$|G|=p^n m$ , $p$ is prime and $\gcd(p,m)=1$. Let $H$ normal in $G$ of order $p^n$ and $K$ is a subgroup of $G$ of order $p^k$ then $K\subseteq H$

Question

$|G|=p^n\ m$ where $p$ is prime and $\gcd(p,m)=1$ suppose that $H$ normal in $G$ of order $p^n$ and $K$ is subgroup of $G$ of order $p^k$ then show that $K\subseteq H$

this question is already asked here( Let $|G|=p^nm$ where $p$ is a prime and $\gcd(p,m)=1$.Suppose that $H$ is a normal subgroup of $G$ of order $p^n$.) but the accepted answer just contains hints and I am not able to prove above result by using that hints. Any help.

Here is My attempt:(without using hints in the accepted answer given in link) we are asked, not to use sylow theorems.

Given $\gcd(p,m)=1$ and so we have $\gcd(p^n, m)=1$.

Since $H$ normal in $G$ and $K$ subgroup of $G$ so that $HK$ is subgroup of $G$ also,

$|HK|=\frac{|H|\ |K|}{|H\cap K|}$

So that $|HK|=\frac{p^n\ p^k}{|H\cap K|}$

Since $H\cap K$ is subgroup of $H$ as well as of $K$. Hence by Lagrange's theorem we have,

$|H\cap K|\ |\ p^n $ and $|H\cap K|\ |\ p^k$.

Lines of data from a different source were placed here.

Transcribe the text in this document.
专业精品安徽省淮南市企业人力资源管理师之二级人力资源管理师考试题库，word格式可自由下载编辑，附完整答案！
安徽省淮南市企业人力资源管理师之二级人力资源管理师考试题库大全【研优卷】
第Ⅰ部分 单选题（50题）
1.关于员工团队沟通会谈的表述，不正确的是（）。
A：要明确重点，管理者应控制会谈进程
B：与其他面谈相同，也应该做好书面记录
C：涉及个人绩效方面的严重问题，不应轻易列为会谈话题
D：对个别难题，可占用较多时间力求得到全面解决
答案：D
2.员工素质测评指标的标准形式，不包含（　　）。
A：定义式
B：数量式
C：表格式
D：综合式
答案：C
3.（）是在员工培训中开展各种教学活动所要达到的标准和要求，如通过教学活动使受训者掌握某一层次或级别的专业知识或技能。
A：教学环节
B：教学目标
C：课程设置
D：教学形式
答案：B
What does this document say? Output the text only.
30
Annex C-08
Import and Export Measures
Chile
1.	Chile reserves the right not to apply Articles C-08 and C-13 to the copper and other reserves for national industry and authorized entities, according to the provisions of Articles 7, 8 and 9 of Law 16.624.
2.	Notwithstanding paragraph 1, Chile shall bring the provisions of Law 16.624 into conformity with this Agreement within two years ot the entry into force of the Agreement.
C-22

Case a: If $|H\cap K|=1$ then $|HK|= p^{k+n}$ but $|HK|\ |\ |G|=p^n\ m$ so we have $p\ |\ m$ which is contradiction as $\gcd(p,m)=1$

Case b: if $|H\cap K|<p^k$ then again we get $|HK|=p^{n+r}$ and so that we again get $p\ |\ m$ which is contradiction as $\gcd(p,m)=1$.

Case c:: if $|H\cap K|=p^k$ then as $H\cap K$ is subgroup of $K$ we have $H\cap K=K$ which gives $H\subseteq K$.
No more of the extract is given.